久しぶりの大学の校舎に八月の蝉の声が反響している。



「荷物詰め込んだ人から乗り込んでってー」



春木先輩が、『天文研究サークル合宿御一行様』と貼られた大型バスの乗降口で声を飛ばす。



暑い暑いと言いながら、ガヤガヤと乗り込んでいく馴染みのメンバーたち。



「夏一番の行事が始まったねー」



香恋がポイっと荷物を荷台に詰め込んで楽しそうに飛び跳ねた。



「テンション高いね」



言いながら香恋の荷物の隣にドサっと荷物を置く。



「そりゃあ今年は堂々とお酒飲めるし!」



春に誕生日を終えて既に二十歳の香恋は、そう言ってニヒヒと笑った。



確か去年の合宿では、楽しそうにお酒を飲む先輩達に混ざって少しだけ飲もうとした香恋が春木先輩に止められてたな。



「いいなー」


「紫映だって明日には二十歳じゃん。

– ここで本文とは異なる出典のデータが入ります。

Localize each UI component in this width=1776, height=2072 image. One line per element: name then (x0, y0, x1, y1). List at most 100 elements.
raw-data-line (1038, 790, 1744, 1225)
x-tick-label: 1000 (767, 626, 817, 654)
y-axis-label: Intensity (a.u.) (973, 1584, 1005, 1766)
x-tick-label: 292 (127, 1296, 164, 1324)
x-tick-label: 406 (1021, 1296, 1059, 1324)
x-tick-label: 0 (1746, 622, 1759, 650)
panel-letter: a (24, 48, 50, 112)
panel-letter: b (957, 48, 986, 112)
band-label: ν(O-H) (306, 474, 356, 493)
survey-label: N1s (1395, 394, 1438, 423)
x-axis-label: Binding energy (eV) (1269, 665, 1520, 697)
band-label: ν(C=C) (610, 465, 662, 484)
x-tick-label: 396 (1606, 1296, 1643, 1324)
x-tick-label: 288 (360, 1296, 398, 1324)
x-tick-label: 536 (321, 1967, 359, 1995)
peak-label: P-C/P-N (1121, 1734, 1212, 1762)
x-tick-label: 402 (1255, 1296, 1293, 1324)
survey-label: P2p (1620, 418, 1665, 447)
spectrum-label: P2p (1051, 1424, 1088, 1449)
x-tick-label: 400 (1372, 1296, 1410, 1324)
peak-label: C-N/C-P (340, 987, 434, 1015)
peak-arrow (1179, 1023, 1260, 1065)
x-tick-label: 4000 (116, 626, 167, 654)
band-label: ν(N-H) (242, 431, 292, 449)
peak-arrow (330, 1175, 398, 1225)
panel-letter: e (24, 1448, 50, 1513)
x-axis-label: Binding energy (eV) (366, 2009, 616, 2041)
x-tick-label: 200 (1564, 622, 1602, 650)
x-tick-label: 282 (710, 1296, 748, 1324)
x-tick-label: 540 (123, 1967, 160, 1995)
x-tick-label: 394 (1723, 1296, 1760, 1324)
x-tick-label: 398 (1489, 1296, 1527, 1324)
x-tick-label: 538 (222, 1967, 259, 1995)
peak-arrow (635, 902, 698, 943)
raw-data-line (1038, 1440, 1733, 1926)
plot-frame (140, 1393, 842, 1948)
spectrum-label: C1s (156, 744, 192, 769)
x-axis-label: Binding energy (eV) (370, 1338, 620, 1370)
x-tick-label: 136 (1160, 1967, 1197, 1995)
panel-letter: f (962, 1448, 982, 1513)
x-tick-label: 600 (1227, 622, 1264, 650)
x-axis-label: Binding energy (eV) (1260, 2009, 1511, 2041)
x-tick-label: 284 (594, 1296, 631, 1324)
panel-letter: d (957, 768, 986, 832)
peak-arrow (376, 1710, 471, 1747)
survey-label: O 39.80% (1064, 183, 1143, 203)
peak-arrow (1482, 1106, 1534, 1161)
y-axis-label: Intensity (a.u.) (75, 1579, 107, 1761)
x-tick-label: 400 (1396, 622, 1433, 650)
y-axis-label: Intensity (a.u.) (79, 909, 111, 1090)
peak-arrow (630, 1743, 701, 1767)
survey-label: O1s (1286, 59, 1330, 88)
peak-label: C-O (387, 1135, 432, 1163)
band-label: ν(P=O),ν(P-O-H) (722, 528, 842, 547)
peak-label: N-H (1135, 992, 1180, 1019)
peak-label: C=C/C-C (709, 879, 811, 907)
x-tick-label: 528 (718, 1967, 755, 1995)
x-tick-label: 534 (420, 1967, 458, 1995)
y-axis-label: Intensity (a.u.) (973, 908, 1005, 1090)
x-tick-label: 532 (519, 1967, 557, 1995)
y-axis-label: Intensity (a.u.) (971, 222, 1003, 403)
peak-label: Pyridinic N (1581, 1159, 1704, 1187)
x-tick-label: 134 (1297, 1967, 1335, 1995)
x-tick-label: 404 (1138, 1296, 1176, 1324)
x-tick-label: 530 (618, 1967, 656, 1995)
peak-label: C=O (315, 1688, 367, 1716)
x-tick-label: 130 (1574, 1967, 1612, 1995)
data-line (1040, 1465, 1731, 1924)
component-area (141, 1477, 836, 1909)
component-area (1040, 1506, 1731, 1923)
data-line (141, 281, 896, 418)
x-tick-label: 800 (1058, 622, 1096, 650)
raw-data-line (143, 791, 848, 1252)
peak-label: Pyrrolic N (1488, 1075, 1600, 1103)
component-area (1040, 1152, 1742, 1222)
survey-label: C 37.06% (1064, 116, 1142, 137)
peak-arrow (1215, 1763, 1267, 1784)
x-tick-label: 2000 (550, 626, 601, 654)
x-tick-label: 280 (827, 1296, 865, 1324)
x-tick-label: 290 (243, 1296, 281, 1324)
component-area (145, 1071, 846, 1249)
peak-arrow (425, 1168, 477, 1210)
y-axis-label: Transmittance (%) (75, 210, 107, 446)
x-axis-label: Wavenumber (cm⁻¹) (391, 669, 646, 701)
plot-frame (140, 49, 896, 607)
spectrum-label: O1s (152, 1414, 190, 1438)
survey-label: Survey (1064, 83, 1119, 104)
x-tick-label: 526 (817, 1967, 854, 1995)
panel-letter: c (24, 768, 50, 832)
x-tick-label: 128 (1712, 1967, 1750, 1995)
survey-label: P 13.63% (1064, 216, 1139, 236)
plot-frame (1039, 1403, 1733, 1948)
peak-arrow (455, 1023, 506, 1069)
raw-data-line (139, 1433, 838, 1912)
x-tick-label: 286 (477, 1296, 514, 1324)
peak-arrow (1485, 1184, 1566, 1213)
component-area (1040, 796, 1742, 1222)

変わんないよ、もう今日から飲んじゃえば?」



合宿はバスの道中もみんなお酒を飲んで宴会状態になる。



明日は私の二十歳の誕生日。



一日早ければ、今日のバスから堂々とみんなに混ざれるのに。



「一日ぐらい春木先輩も許してくれるって!」



そう言った香恋が、乗降口で指示をとばしてる春木先輩をチラリと見た。